Dr. Rugo receives research support through UCSF from Genentech and GlaxoSmithKline, and future research support from Bristol-Myers Squibb and Abraxis is planned.

References:

1. Witherby SM, Muss HB: Special issues related to breast cancer adjuvant therapy in older women. Breast 14:600-611, 2005.

2. Hurria A, Brogan K, Panageas KS, et al: Patterns of toxicity in older patients with breast cancer receiving adjuvant chemotherapy. Breast Cancer Res Treat 92:151-156, 2005.

3. Hurria A, Gupta S, Zauderer M, et al: Developing a cancer-specific geriatric assessment: A feasibility study. Cancer 104:1998-2005, 2005.

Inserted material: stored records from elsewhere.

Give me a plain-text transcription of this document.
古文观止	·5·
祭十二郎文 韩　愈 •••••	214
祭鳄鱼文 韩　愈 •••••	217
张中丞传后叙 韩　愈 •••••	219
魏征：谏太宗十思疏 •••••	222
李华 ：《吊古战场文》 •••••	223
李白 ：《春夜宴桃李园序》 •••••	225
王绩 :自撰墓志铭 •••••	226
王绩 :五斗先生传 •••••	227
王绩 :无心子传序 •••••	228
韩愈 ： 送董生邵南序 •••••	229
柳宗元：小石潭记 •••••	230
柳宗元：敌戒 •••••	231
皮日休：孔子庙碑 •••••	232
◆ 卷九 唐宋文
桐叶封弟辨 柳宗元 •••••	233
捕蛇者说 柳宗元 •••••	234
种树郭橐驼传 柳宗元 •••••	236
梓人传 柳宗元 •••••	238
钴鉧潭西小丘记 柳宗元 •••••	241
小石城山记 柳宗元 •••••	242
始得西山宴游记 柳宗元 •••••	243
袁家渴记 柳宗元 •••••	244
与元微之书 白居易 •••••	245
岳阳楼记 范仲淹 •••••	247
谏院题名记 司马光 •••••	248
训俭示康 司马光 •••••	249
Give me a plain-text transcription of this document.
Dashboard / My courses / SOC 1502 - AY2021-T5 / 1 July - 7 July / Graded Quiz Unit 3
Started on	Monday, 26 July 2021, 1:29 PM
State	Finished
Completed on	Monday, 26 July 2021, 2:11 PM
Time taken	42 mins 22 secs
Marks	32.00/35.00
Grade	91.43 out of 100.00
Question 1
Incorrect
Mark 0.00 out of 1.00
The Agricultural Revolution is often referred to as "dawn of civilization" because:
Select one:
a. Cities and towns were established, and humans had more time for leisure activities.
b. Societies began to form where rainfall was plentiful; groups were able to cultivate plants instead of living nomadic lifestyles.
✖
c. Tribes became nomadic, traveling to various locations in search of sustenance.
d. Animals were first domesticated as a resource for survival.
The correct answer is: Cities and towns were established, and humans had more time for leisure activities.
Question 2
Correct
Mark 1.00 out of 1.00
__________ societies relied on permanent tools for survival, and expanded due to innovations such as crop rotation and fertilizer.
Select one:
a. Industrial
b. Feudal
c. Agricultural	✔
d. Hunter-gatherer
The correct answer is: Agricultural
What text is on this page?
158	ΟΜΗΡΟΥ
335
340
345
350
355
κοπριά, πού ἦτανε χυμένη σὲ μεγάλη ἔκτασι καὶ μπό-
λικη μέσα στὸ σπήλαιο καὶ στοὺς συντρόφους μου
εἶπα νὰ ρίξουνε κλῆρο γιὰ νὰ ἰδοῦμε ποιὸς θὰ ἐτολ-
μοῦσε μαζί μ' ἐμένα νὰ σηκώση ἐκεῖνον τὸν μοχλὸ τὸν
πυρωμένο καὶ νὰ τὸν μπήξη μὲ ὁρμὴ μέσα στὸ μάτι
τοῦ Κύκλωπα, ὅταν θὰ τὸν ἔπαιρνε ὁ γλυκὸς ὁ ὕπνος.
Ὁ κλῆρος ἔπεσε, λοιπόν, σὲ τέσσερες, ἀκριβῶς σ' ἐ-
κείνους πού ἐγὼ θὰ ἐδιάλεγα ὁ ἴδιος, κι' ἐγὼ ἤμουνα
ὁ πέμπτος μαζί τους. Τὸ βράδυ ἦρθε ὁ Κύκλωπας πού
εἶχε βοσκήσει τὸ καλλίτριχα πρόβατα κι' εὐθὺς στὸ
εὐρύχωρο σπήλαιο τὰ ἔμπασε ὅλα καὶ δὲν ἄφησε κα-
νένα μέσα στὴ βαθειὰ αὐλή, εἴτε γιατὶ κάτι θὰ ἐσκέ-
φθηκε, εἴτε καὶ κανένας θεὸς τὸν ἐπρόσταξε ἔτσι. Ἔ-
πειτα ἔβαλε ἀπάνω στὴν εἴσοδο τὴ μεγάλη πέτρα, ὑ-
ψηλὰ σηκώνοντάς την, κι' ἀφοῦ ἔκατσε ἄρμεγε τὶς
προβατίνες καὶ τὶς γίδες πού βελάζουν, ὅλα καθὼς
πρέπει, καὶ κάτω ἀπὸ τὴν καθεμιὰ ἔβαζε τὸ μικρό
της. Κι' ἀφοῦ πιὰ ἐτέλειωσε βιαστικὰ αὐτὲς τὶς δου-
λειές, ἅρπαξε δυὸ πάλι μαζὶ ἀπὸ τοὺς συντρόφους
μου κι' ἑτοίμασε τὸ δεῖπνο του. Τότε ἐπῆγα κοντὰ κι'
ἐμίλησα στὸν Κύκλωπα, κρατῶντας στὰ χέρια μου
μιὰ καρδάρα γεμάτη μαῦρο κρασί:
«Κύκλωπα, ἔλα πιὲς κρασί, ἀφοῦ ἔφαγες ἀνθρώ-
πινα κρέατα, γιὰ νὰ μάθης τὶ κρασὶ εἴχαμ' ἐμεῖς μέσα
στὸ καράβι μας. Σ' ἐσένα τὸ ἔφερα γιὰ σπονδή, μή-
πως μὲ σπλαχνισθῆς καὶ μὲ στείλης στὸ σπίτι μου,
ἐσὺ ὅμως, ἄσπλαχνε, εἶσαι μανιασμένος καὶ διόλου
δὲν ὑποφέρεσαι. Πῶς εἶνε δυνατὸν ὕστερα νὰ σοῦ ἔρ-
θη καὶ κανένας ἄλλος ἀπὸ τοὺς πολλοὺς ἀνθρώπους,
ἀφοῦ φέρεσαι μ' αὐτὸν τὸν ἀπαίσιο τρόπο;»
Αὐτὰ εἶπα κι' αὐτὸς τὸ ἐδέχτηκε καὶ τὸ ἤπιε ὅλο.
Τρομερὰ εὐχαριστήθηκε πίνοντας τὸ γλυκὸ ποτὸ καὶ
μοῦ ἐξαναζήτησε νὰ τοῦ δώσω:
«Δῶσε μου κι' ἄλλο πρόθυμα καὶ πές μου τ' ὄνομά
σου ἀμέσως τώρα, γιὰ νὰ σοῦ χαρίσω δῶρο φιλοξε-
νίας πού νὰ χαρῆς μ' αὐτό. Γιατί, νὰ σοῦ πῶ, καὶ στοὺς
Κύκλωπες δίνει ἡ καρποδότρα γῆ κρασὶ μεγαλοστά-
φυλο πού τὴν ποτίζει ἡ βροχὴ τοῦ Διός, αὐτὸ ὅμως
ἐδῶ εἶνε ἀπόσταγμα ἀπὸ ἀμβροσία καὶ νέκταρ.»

4. Miller KD, Wang M, Gralow J, et al: E2100: A randomized phase III trial of paclitaxel versus paclitaxel plus bevacizumab as first-line therapy for locally recurrent or metastatic breast cancer. Proc Am Soc Clin Oncol 23(S1): presented only, 2005.

5. Geyer CE: Lapatinib in trastuzumab resistant breast cancer (special scientific session). Presented at the Annual Meeting of the American Society of Clinical Oncology, Atlanta, June 2-6, 2006. Available at www.asco.org. Accessed September 29, 2006.